Job responsibilities
- Coordinates the resolution of critical Major Incidents utilizing technical and business resources in 24x7x365 enterprise organization.
- Leads Major Incidents to resolution authoritatively and confidently; in the heat of the moment may be called upon to make decisions on behalf of Employee Platforms that could have production impacting implications.
- Sends executive communications to a global audience giving details of the incident and impacts to the business, including next steps and root cause analysis.
- Leads large senior management conference calls to advise Lines of business (LOBs) of major incidents occurring in the environment.
- Performs root cause analysis for all critical Major incidents and driving resolution to the issues.
- Ensures that the firm’s monitoring and automation platforms are actively leveraged to drive continuous improvement of business data and identifying systemic issues and eliminate them from the root level.

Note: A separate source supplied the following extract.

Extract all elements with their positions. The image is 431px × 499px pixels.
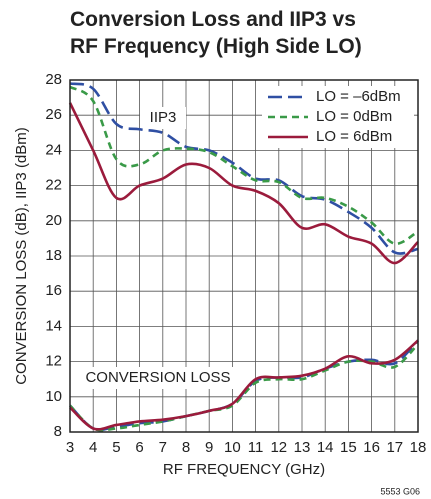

- Leads teams of technologists that provide end-to-end application or infrastructure service delivery for the successful business operations of Employee Platforms.
- Executes policies and procedures that ensure operational stability and availability.
- Monitors production environments for anomalies, address issues, and drive evolution of utilization of standard observability tools.
- Escalates and communicate issues and solutions to the business and technology stakeholders, actively participating from incident resolution to service restoration.
- Leads incident, problem, and change management in support of full stack technology systems, applications, or infrastructure.
Required qualifications, capabilities, and skills:
- Bachelor’s degree in Computer Science/Information Systems/Engineering or related disciplines
- 5+ years of experience or equivalent expertise troubleshooting, resolving, and maintaining information technology services.
- Experience managing applications or infrastructure in a large-scale technology environment both on premises and public cloud.
- Proficient in observability and monitoring tools and techniques.
- Experience executing on processes in scope of the Information Technology Infrastructure Library (ITIL) framework.
- Expertise in Service Now, including building reports and dashboards.
Preferred qualifications, capabilities, and skills
- Working knowledge in one or more general purpose programming languages and/or automation scripting.
- Practical experience with public cloud.
- Agile experience, with JIRA and Align.